Insider Trading March 18, 2026

Guidewire CEO Sells $776,194 of Stock as Company Faces Mixed Analyst Views

Rosenbaum disposes of 4,737 shares to cover RSU taxes amid stretched valuation metrics and recent strong quarter

By Avery Klein GWRE
Guidewire CEO Sells $776,194 of Stock as Company Faces Mixed Analyst Views
GWRE

Guidewire Software Inc's Chief Executive Officer, Michael George Rosenbaum, sold 4,737 shares on March 17, 2026, generating $776,194 at $163.8579 per share. The sale, disclosed as a tax-covering move tied to the settlement of Restricted Stock Units, leaves Rosenbaum with 221,206 directly held shares. The transaction comes while the stock has fallen 34% over six months and trades at a price-to-earnings ratio of 73.66. The firm posted a stronger-than-expected fiscal second quarter, raised fiscal 2026 guidance, and recorded 22% year-over-year ARR growth, yet analysts remain divided on valuation and forward multiples.

Key Points

  • Guidewire CEO Michael George Rosenbaum sold 4,737 shares on March 17, 2026, at $163.8579 per share, totaling $776,194.
  • The sale was executed to cover taxes from the settlement of Restricted Stock Units; Rosenbaum now directly owns 221,206 shares.
  • Guidewire reported stronger-than-expected fiscal second-quarter results, raised fiscal 2026 guidance, and recorded 22% year-over-year ARR growth, but analysts differ on valuation and multiples.

Michael George Rosenbaum, Chief Executive Officer of Guidewire Software Inc (NYSE:GWRE), executed a sale of 4,737 common shares on March 17, 2026. The shares were sold at $163.8579 apiece, producing gross proceeds of $776,194. According to the filing, the transaction was carried out to meet tax obligations arising from the settlement of Restricted Stock Units (RSUs). Following this disposition, Rosenbaum's direct ownership stands at 221,206 shares.

The sale occurs against a backdrop of notable price pressure on Guidewire's stock - the share price is down 34% over the prior six months and the company trades at a price-to-earnings multiple of 73.66. An InvestingPro analysis cited in the filing indicates the company appears overvalued relative to its Fair Value, as assessed by that platform.


Operationally, Guidewire reported a robust fiscal second quarter. Total revenue, annual recurring revenue (ARR), and non-GAAP operating income all beat expectations, and management cited increasing momentum and demand in the company's end-market as contributors to the outperformance. Annual recurring revenue expanded 22% year-over-year, a pace described as slightly ahead of consensus estimates.

Following the quarter, Guidewire raised its fiscal 2026 guidance across all reported metrics. Management set targets for both the third quarter and the full fiscal year that exceed consensus estimates, reinforcing the company view on near-term trajectory.


Analyst reaction to the results and guidance has been mixed. DA Davidson retained a Buy rating and left its price target at $246 after the quarter. In contrast, Stifel and RBC Capital reduced their price targets to $250 from $300 - both firms maintained positive ratings but cited software multiple contraction and a valuation review, respectively, as reasons for the downward adjustments. Needham reiterated a Hold rating, explicitly flagging valuation as the central concern.

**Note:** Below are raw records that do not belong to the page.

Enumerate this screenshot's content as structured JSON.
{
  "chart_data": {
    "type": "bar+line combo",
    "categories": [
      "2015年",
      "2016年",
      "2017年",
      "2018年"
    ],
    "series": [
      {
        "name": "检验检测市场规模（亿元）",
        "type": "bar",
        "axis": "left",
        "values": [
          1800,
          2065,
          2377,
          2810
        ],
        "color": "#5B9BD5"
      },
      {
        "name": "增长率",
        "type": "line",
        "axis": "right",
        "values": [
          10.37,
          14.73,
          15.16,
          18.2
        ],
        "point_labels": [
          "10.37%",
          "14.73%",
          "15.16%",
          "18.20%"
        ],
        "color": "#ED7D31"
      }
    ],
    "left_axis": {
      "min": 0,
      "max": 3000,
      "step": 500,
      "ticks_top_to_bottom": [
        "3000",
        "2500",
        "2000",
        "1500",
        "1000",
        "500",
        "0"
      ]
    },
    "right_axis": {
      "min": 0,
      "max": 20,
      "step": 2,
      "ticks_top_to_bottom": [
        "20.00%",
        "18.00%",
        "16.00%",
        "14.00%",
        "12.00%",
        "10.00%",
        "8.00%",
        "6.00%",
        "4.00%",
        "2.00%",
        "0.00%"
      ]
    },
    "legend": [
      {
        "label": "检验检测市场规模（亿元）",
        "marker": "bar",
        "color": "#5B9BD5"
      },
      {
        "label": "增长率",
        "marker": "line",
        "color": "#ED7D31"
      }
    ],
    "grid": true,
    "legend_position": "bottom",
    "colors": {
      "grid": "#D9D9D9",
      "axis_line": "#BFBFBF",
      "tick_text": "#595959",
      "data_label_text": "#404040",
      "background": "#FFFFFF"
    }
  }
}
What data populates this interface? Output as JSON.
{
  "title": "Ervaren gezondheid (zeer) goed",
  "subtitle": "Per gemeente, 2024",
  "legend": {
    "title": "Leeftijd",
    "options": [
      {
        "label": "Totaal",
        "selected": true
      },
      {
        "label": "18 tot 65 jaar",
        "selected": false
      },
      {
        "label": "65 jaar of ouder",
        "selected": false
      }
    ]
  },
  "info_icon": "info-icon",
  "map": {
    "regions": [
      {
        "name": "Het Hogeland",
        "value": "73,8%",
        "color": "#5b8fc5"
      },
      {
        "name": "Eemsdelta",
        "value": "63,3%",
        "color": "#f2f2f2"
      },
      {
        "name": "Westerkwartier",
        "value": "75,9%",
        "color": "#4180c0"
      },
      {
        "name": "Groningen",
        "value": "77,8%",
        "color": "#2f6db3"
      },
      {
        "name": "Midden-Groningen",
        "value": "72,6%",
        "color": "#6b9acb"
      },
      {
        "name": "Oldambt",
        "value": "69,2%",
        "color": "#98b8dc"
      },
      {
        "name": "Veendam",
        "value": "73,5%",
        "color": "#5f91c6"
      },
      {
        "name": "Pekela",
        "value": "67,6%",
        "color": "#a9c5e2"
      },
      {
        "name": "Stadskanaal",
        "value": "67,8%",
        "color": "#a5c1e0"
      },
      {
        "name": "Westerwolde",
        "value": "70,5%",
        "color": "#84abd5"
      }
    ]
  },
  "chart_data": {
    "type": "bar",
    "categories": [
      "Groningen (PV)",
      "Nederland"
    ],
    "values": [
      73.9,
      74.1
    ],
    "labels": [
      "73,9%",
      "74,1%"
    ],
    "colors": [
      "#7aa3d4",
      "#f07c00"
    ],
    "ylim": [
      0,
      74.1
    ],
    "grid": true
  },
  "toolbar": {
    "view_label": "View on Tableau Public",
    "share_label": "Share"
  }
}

These developments paint a picture of solid operating performance juxtaposed with valuation apprehension among certain sell-side analysts. The insider sale was disclosed as a tax-driven event tied to RSU settlement rather than a stated change in conviction. The combination of outperformance on quarterly metrics and ongoing analyst scrutiny on multiples results in a mixed market narrative for Guidewire at present.


Note on available analysis - The filing references InvestingPro's assessment indicating the company appears overvalued relative to its Fair Value, with additional insights available through that platform's Pro Research Report.

Risks

  • Valuation risk - The stock trades at a P/E of 73.66 and InvestingPro analysis indicates the company appears overvalued relative to its Fair Value, which may weigh on investor sentiment.
  • Analyst target revisions - Several firms reduced price targets or maintained cautious ratings citing software multiple contraction and valuation review, creating uncertainty around future price discovery.
  • Share-price volatility - The stock has declined 34% over the past six months, indicating potential near-term market volatility that could affect investor returns.